When it comes to building your work, starting small is key to improving your craft. The panelists agreed that self-publishing or posting your work online is the best way to start out, as well as showcasing as many different genres in your stories as you can to get familiar with your strengths early on. Even more important is to create work you’re proud of that represents your passions. Self-publishing has gotten a lot easier than it used to be, just in the sheer number of conventions that are around today and how accessible the internet makes your work to the world.

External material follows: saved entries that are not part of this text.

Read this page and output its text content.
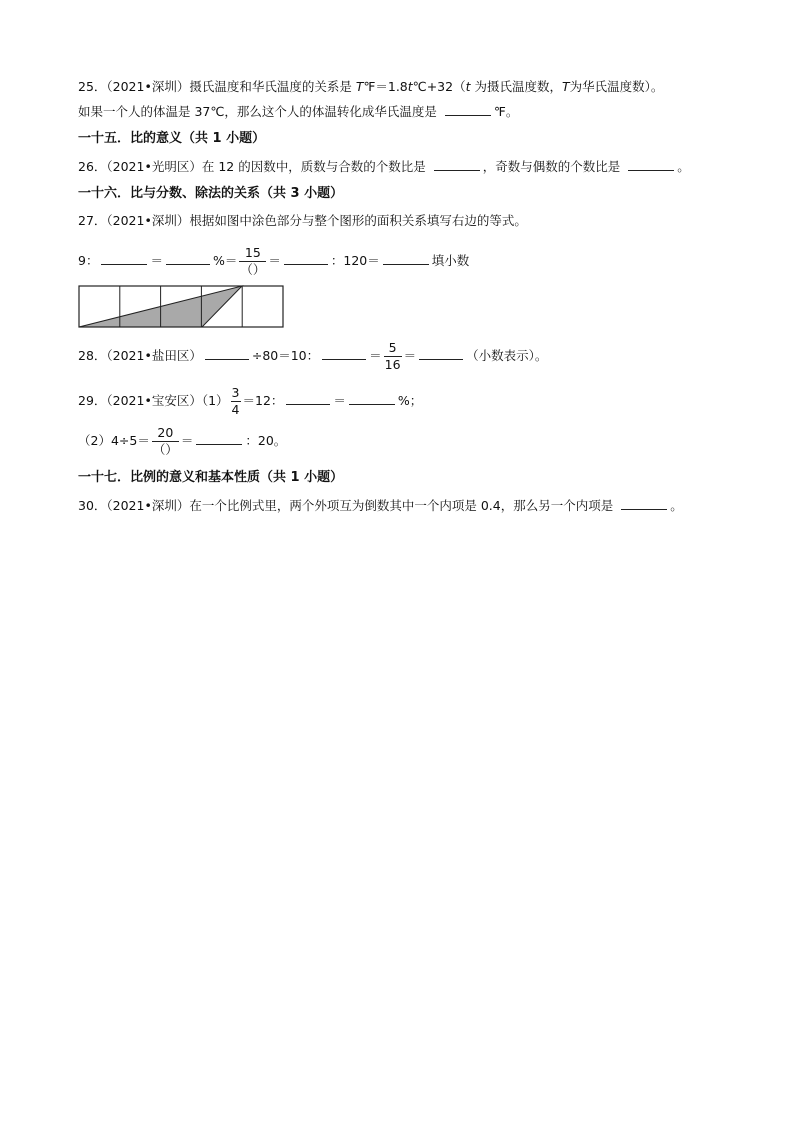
25．（2021•深圳）摄氏温度和华氏温度的关系是 T℉＝1.8t℃+32（t 为摄氏温度数，T为华氏温度数）。
如果一个人的体温是 37℃，那么这个人的体温转化成华氏温度是	℉。
一十五．比的意义（共 1 小题）
26．（2021•光明区）在 12 的因数中，质数与合数的个数比是	，奇数与偶数的个数比是	。
一十六．比与分数、除法的关系（共 3 小题）
27．（2021•深圳）根据如图中涂色部分与整个图形的面积关系填写右边的等式。
9：	＝	%＝ $\frac{15}{()}$ ＝	：120＝	填小数
28．（2021•盐田区）	÷80＝10：	＝ $\frac{5}{16}$ ＝	（小数表示）。
29．（2021•宝安区）$(1) \frac{3}{4} =12$：	＝	%；
$(2)4\div 5= \frac{20}{()}$ ＝	：20。
一十七．比例的意义和基本性质（共 1 小题）
30．（2021•深圳）在一个比例式里，两个外项互为倒数其中一个内项是 0.4，那么另一个内项是	。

“The industry is more accessible than ever before,” said Zub. “There are more conventions; you can level the playing field. Geography doesn’t matter when you’re collaborating.” It’s not about meeting the most powerful person who can help you short cut to where you want to be in the industry; it’s about getting to know people who will help stir your creativity, whether on your level or not
In talking about things they wish they had known before, the panelists offered a few pearls of wisdom regarding proper networking and being happy about your body of work. “If you are hunting, you’re going into a room looking for the top notch person and hunting them,” said Soule. “If you’re fishing, you’re just throwing out a lot of lines and you follow up when you get a nibble.” Soule advised writers that fishing will benefit them much more in the comic industry in the long run than immediately gunning for the people at the top.
The panel wrapped with the overall message that writers are better off not getting hung up on where they’re getting published and supporting the comics they love — especially if you’re trying to get a job with a specific publisher. Zub said, “Bigger or smaller isn’t necessarily better. Don’t get hung up on smaller publishers. There is a whole spectrum, and you can take a project because you want it, not because it’s a big career move. Your passion and hard work will pay off. There is no guarantee, but you can do it if you want. If you want to make creator owned comics, if you love creator owned comics, support creator owned comics. Buy creator owned comics.”